Il Santo del 24 febbraio è San Sergio di Cesarea. Secondo una “Passio” latina, San Sergio di Cesareaera, era un anziano magistrato, che aveva abbandonato la toga per vivere da eremita. Anch’egli, come tutti gli altri cristiani di Cesarea di Cappadocia, venne convocato dal governatore dell’Armenia e della Cappadocia, Sapricio, perché prendesse parte alle celebrazioni in onore di Giove.
Ma alla sua apparizione i fuochi accesi per la divinità si spensero. Un prodigio che Sergio interpretò pubblicamente come il prevalere di Dio su ogni altra divinità. Affermazione che lo condannò al martirio.
San Sergio di Cesarea oggi, il Santo del giorno
San Sergio di Cesarea, prima di essere santificato era un uomo che visse tra il terzo e quarto secolo dopo Cristo, ovvero durante il periodo di massima espansione e dominio dell’Impero Romano.
Nato in una famiglia modesta, San Sergio ebbe l’opportunità di studiare le leggi del periodo e di distinguersi per il suo grande livello di cultura, il quale metteva in imbarazzo gli altri giovani studiosi.
Egli voleva infatti divenire un magistrato ed amministrare la legge nella giusta maniera: secondo lui infatti, le persecuzioni ed alcune decisioni, che vennero prese dai diversi governatori del periodo, erano tutt’altro che sagge.
Per questo motivo, visto anche il suo impegno negli studi ed il suo modo di fare, San Sergio divenne uno dei magistrati maggiormente importanti durante il periodo dell’impero di Diocleziano.
Egli però aveva anche maturato una profonda e chiara idea sulla religione: avere tante divinità non era saggio e soprattutto riteneva che, a governare la religione, fosse un solo Dio, ovvero il padre del Signore.
Questa sua teoria non veniva vista di buon occhio da parte degli altri magistrati, che iniziarono a vedere di cattivo occhio il modo di fare di San Sergio, etichettato come un cristiano rivoluzionario e fonte di futuri problemi.
Essendoci delle persecuzioni nei confronti dei cristiani durante quel periodo, le quali potevano anche vedere protagoniste figure potenti come i magistrati, San Sergio decide di evitare di rischiare la vita e abbandonò il ruolo di magistrato.
Per sfuggire alle guardie, egli decise di ritirarsi nelle zone confinanti all’impero Romano, in quanto ciò che accadeva al di fuori delle mura imperiali non rientrava nelle competenze dell’imperatore e delle sue guardie.
Da questo momento in poi, di San Sergio di Cesarea si perdono completamente le tracce, ma vi sono alcune leggende che narrano che l’ex magistrato cercò di convertire la popolazione che viveva fuori dalle mura dell’impero, nelle zone appunto confinanti.
Riuscendo solo parzialmente nel suo intento, San Sergio decise di vivere una vita solitaria, eremitica, rimanendo isolato e dedicandosi interamente alla preghiera.
Il ritorno di San Sergio a Cesarea
Passarono gli anni e all’interno dell’impero Romano accadevano due fatti importanti:
- Il primo consisteva nel fatto che le persecuzioni, nei confronti dei cristiani, divennero maggiormente accese, mentre il secondo nel fatto che, le leggi in vigore, non subirono alcun tipo di cambiamento.

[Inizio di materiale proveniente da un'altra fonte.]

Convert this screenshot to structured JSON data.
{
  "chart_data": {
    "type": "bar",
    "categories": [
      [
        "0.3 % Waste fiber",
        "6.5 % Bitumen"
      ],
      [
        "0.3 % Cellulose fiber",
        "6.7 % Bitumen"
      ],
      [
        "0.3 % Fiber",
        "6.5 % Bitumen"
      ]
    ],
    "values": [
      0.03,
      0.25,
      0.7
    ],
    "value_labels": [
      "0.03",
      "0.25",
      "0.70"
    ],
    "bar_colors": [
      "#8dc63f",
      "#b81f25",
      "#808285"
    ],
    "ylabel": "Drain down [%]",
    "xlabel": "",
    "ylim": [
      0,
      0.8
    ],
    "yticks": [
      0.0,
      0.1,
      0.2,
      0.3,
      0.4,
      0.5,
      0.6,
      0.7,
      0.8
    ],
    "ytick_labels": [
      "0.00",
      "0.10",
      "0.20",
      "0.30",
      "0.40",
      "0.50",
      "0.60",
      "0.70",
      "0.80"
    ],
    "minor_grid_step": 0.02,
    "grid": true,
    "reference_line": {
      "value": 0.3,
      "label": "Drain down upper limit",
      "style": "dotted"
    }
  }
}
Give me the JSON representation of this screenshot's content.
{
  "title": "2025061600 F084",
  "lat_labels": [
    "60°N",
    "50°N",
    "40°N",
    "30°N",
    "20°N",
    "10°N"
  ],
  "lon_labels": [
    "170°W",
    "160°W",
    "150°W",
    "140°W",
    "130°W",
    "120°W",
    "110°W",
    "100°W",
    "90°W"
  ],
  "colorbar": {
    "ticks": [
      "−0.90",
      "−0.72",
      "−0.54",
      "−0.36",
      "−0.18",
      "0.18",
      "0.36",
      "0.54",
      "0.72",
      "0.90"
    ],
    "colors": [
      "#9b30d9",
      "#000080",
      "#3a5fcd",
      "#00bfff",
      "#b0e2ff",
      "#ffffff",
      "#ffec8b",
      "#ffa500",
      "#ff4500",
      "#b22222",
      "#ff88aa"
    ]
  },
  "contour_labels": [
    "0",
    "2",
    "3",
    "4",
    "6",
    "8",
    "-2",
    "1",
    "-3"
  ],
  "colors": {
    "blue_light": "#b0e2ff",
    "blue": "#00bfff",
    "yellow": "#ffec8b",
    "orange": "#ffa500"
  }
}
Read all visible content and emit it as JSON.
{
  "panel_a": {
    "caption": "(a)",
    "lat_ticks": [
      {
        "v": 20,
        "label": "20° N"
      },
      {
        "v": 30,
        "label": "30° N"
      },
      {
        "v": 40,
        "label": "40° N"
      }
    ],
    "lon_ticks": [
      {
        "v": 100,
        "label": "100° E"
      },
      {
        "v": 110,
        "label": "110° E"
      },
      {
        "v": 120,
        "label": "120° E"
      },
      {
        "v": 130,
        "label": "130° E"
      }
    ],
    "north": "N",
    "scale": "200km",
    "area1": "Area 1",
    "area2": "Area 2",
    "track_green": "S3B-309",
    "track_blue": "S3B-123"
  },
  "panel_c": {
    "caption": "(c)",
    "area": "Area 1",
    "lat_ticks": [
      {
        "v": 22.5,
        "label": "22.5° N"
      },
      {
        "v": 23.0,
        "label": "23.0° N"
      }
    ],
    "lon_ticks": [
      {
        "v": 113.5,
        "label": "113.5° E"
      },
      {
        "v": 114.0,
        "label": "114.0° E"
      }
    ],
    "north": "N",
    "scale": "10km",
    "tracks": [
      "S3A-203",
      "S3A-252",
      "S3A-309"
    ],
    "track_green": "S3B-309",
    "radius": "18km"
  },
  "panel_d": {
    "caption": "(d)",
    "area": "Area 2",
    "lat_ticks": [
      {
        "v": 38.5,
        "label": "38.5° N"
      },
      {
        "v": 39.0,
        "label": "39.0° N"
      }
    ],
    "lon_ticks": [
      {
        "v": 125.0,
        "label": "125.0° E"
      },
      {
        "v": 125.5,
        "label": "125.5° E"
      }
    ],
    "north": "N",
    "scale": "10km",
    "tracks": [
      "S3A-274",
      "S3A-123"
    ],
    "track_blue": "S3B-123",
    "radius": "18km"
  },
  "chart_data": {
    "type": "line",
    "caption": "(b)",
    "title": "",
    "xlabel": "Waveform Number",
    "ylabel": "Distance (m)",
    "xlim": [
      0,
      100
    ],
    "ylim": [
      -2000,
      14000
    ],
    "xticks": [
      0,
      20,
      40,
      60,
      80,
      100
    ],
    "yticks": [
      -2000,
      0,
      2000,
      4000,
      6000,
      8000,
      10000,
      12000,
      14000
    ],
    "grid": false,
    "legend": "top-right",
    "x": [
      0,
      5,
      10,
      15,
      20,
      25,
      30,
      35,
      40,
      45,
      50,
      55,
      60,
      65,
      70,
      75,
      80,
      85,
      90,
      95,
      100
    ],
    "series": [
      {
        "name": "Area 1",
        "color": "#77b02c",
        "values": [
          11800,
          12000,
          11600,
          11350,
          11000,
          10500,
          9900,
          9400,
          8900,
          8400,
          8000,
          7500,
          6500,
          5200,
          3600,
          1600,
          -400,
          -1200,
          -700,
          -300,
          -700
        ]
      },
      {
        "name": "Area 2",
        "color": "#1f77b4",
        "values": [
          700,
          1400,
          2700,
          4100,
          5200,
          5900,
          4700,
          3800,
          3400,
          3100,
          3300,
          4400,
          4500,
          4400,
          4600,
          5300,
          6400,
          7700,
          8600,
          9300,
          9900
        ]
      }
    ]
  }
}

San Sergio, che rimase in disparte per tanti anni, decise di tornare, nel territorio imperiale, durante la celebrazione del culto di Giove. Il governato dell’Armenia e della Cappadocia, ovvero Sapricio, era una delle figure maggiormente contraria alla diffusione del culto del cristianesimo e fece in modo che, coloro che si professarono cristiani, adorassero Giove.
- Secondo quanto venne raccontato, la presenza di San Sergio fece spegnere tutte le varie fiaccole in onore della divinità e questo fece adirare il governatore, che temeva che Giove fosse arrabbiato con loro. San Sergio cercò di spiegare che la divinità era una sola e che solo essa doveva essere adorata, ma le sue parole non vennero assolutamente ascoltate: Sapricio lo fece arrestare, martirizzare e giustiziare, dando esempio della punizione che veniva adottata nei confronti di coloro che professavano a gran voce il cristianesimo. La morte avvenne nel 303 dopo Cristo.
San Sergio non è il patrono di alcuna città italiana, visto che si prodigò poco per la diffusione del cristianesimo ed inoltre venne ucciso prima che potesse convertire un’intera città oppure compiere un atto per il quale potesse essere ricordato dalla popolazione di una città particolare.
Il ventiquattro febbraio egli viene ricordato in maniera semplice, stessa sorte che toccherà anche a Sant’Evezio, il quale venne martirizzato, in circostanze differenti ed in un’epoca simile, in un’altra città appartenente all’impero Romano.